I’d say the nearest power connector is about 3cm away and no power cable in the immediate vicinity. Could you find that video maybe? Would be interesting to know the context.
Yea but normally you wouldn’t need more than what XMP specifies, I did however run it for a test on 1.38V but still errored.

That was with extremely high currents like X299 and 18 cores or 28 cores like the super extreme LGA 3678 platform.

yeah that would make sense and the guy’s problems are at idle with the least amount of amps pulled

@Hako try aiming a Stock AMD fan at the ram with the side off and see if it still does it

it if does then we eliminate B-being temp picky

Ehm… no my problem is not when the system is idle, but under load but I’m not sitting at it and/or doing stuff.

As for the fan, I wish I could do that, but the Be Quiet Cooler is actually so big and the case small enough that it is impossible to aim a fan there, and there are RAM sticks on both sides of the CPU so I would even need to do that with two fans.

Well no dice at all, seems this system will be unstable no matter what I try.

  • I tried just the XMP again with nothing else touched (Stock settings).
  • I tried leaving timings all on auto and only checking the frequencies (2866 - 3200)
  • Tried different voltages from 1.28V-1.38V
  • Tried static all core CPU clock (4050-4200) with decent voltage (1.2750-1.375)
  • Tried different drive strengths that are recommended.
  • Tried different SoC voltages (1.05-1.2)
  • Tried C-States on or off
  • Tried different LLCs for SoC and/or CPU
  • Tried with FCLK in 1:1 mode or 2:1
  • Probably forgot other things I tried, also all the combinations I tried would be ridiculous to list.

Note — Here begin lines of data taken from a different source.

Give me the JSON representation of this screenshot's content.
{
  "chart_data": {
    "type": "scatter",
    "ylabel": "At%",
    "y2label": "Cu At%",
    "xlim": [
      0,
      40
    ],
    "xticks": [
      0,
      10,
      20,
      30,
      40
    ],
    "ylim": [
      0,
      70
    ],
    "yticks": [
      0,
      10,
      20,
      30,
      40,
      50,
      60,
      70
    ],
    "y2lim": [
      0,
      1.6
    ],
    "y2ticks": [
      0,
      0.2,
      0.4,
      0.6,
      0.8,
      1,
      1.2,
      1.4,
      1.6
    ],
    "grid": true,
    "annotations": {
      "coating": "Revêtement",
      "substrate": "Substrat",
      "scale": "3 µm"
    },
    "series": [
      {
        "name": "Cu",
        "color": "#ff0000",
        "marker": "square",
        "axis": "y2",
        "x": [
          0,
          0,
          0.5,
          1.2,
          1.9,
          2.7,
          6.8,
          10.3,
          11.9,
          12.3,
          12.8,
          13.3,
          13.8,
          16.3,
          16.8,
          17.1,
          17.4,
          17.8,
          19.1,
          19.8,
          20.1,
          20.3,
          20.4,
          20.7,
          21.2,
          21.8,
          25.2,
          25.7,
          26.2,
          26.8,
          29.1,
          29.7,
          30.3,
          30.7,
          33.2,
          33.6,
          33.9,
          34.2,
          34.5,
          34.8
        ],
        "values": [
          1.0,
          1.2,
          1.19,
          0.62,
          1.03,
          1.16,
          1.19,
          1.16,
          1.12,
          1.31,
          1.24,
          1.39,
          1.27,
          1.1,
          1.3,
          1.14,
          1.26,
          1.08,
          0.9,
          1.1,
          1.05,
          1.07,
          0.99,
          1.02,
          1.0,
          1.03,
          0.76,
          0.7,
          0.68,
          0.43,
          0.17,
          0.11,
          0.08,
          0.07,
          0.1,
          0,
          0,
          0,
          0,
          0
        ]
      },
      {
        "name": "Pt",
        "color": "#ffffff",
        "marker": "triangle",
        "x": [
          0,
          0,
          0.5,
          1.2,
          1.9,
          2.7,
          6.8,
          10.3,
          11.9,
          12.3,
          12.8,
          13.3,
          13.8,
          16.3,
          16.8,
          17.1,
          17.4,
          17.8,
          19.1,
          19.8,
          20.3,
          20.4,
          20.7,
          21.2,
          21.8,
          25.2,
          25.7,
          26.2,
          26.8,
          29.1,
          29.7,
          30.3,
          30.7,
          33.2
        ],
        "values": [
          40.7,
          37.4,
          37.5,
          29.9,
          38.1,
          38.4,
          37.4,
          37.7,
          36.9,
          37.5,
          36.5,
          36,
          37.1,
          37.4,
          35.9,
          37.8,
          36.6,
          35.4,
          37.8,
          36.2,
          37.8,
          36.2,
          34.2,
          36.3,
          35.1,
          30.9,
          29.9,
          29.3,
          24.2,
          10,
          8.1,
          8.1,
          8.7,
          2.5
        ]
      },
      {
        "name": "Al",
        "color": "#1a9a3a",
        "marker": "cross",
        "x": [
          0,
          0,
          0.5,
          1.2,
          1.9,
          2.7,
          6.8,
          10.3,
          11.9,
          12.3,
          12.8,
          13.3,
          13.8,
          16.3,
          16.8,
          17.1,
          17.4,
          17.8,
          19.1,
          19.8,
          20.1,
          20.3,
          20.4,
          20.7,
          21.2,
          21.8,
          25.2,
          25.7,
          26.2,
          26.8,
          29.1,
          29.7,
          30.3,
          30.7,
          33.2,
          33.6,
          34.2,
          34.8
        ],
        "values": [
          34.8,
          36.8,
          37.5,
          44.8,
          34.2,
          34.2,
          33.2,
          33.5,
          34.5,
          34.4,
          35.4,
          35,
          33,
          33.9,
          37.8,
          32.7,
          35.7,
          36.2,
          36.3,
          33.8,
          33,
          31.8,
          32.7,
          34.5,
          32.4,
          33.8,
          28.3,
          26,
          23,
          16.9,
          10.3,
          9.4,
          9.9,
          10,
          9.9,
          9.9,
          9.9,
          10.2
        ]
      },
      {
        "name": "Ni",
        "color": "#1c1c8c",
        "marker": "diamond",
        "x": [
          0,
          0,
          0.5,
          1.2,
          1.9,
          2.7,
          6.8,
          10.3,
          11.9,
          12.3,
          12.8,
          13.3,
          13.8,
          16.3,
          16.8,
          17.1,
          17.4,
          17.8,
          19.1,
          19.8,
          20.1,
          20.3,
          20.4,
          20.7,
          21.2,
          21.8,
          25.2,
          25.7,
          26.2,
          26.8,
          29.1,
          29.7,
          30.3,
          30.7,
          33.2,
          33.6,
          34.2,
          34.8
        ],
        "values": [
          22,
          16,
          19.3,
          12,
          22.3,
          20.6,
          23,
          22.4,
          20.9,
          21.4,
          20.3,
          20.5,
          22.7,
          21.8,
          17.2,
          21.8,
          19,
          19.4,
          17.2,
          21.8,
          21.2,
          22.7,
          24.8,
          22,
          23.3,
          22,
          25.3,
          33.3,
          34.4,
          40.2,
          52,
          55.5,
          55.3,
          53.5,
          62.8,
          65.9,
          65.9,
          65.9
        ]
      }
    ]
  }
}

I did that now, thrice, and it is still unstable.

So funnily enough at one point (before starting this thread) I could get 1000% memtest clear with very hard timings, but froze when encoding stuff over long time, which is why I started this thread.

Now the highest I get, with the same settings, is about ~130%.
I don’t even know if it is the CPU or the RAM now.
I took the RAM with me from my previous Threadripper build and it ran flawlessly there on 3200MHz, but it only got to about ~55°C under full load there. So it is either really the heat or I just got the bummest CPU there is.